Мелкие белые цветочки весело колышутся на ветру.

Он стискивает руку женщины.

– Его здесь нет, нет, – говорит он, и голос его ломается.

– Конечно, нет, ведь он не умер, Федор Михайлович.

Тон ее будничен, ободряющ. Более того, в эту минуту она полна материнских чувств не только к дочери, но и к нему, и к Павлу.

Руки у нее маленькие, пальцы тонки и кажутся детскими, но тело округлое. Нелепо – он рад был бы склонить голову к ней на грудь, ощутить эти пальцы в своих волосах.

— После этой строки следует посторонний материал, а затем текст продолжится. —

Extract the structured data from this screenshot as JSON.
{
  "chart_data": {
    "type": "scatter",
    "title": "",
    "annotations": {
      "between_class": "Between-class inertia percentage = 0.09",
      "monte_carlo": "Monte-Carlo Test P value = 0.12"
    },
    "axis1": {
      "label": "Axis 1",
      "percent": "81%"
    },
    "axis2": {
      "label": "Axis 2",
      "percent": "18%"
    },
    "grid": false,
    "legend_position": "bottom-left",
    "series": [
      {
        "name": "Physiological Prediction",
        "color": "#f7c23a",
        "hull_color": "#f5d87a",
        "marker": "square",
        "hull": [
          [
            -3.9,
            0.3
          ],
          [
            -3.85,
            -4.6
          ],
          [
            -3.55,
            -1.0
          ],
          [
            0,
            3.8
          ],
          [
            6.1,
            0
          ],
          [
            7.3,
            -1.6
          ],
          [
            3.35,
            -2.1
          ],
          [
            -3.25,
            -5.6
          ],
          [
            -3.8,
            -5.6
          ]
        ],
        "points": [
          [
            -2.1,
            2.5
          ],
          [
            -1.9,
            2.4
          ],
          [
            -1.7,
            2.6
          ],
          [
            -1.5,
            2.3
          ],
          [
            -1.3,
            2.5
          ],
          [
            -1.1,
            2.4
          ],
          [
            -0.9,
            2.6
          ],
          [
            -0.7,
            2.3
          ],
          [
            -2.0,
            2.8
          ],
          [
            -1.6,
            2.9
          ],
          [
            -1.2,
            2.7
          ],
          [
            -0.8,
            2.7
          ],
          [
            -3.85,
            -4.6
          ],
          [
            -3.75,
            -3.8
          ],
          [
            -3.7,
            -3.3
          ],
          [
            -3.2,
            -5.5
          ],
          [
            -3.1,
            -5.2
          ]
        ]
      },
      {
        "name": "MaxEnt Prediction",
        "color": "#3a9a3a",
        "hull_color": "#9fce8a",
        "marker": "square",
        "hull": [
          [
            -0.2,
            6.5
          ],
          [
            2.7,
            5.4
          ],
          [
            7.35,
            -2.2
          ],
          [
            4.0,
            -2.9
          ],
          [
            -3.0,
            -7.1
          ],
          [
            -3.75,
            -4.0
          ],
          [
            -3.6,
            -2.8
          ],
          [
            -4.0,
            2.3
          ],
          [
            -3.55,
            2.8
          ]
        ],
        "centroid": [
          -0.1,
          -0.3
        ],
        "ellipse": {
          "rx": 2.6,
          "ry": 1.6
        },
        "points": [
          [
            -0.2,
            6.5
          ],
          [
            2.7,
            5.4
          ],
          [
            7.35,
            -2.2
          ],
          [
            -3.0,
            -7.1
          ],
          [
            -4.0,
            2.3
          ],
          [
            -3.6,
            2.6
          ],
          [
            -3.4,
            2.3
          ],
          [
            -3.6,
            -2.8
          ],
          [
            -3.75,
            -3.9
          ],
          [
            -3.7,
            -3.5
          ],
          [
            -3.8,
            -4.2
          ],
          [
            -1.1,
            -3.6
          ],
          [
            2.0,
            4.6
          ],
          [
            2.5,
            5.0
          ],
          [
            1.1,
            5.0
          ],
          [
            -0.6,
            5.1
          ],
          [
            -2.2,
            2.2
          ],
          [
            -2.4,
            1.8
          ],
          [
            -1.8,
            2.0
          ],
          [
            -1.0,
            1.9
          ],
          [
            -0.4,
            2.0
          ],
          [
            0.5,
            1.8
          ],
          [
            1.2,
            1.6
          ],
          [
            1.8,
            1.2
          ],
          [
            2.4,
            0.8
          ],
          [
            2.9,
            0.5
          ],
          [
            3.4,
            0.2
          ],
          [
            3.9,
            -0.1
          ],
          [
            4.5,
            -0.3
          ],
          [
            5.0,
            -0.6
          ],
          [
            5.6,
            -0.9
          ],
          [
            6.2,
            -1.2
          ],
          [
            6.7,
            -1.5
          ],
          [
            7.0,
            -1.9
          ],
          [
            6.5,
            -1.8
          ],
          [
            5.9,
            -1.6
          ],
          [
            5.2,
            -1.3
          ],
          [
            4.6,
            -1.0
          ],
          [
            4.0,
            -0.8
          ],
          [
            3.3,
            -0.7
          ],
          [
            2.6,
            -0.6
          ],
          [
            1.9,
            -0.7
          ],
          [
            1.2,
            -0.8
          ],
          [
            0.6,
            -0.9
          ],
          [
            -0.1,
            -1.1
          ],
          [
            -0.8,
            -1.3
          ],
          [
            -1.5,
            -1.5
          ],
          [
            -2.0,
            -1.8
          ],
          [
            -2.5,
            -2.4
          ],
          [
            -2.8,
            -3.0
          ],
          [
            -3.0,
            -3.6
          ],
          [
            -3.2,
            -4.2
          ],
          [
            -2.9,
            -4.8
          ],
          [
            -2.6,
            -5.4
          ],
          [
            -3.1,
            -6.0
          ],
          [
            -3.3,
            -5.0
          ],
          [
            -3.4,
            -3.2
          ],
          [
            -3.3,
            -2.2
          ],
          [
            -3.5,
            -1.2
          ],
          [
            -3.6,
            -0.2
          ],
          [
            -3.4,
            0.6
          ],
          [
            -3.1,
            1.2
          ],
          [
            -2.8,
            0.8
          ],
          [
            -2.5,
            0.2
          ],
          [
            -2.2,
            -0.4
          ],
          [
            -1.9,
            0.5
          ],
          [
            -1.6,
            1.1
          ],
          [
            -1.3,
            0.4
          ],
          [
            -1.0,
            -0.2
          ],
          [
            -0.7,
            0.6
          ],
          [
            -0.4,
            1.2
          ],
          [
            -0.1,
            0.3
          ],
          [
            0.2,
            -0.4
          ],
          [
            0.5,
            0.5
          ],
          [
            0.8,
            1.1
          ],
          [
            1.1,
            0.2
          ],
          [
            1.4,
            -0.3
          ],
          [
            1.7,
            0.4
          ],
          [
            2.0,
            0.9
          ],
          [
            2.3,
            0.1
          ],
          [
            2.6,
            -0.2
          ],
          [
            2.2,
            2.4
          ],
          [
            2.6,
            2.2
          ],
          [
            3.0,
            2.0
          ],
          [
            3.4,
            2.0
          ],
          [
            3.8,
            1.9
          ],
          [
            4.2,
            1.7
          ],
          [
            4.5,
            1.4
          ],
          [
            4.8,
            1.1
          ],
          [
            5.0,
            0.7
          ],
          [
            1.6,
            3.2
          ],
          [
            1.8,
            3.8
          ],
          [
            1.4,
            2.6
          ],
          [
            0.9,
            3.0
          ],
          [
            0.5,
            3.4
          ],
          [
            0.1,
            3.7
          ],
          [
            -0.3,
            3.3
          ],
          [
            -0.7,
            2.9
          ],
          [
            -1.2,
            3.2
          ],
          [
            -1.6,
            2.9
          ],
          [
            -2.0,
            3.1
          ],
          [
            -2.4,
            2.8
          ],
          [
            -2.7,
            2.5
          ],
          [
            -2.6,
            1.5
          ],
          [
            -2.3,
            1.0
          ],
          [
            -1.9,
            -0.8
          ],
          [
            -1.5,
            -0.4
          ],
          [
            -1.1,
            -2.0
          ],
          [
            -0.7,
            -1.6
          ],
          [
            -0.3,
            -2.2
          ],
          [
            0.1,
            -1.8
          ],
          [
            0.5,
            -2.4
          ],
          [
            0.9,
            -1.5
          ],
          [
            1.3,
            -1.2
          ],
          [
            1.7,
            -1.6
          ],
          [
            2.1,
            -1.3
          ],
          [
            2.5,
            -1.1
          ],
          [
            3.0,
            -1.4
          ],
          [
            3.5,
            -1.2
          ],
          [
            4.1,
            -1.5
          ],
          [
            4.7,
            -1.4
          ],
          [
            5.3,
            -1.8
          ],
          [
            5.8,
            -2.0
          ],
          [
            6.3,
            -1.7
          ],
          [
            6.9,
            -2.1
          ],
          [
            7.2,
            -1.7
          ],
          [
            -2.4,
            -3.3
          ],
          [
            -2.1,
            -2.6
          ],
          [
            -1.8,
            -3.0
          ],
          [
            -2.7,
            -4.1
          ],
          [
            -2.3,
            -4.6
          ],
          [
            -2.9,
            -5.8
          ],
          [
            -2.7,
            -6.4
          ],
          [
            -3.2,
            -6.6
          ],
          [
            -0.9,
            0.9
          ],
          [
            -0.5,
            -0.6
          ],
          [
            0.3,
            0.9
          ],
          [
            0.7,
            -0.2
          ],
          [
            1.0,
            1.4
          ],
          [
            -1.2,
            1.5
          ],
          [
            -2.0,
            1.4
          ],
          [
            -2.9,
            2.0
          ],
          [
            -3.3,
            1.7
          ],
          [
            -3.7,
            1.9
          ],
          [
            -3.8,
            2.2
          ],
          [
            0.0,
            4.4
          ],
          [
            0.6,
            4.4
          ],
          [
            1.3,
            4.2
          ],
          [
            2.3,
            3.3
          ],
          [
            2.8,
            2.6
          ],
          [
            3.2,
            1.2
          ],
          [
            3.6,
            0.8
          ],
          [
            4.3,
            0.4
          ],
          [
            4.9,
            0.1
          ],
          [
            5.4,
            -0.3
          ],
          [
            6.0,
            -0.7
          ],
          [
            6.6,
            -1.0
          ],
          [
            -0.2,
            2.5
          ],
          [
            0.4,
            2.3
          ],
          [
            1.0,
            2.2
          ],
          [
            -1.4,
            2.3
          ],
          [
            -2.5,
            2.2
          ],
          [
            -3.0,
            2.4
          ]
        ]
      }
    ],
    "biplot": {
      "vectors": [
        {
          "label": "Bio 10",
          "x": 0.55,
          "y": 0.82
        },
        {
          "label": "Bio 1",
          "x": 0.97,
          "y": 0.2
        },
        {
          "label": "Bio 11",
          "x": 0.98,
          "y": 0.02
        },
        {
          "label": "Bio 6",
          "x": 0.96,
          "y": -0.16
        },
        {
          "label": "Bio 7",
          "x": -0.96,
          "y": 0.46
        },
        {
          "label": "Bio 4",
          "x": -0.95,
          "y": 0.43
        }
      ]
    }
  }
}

Невинность рук, вечно рождающаяся заново. Мелькает воспоминание: прикосновение руки, такое интимное в темноте. Но чьей? На свет дневной руки являются, как животные, без стыда, без воспоминаний.

– Я должен записать номер, – говорит он, избегая ее взгляда.

– У меня записан.

Откуда вдруг взялось вожделение? Острое, пылкое: ему хочется схватить эту женщину, заволочь ее за сторожку привратника, задрать ей подол и совокупиться с нею.

Он думает о том, как на поминках люди накидываются на еду и вино. В своем роде восторг, бахвальство пред лицом смерти: что, нас-то не получила!

Они возвращаются к пристани. Пес с опаской – за ними. Матрена хочет его приласкать, но мать ей запрещает. Что-то неладное с этим псом: по спине идут от хвоста открытые, воспаленные язвы. Время от времени пес тихо повизгивает или вдруг садится и вгрызается в струпья.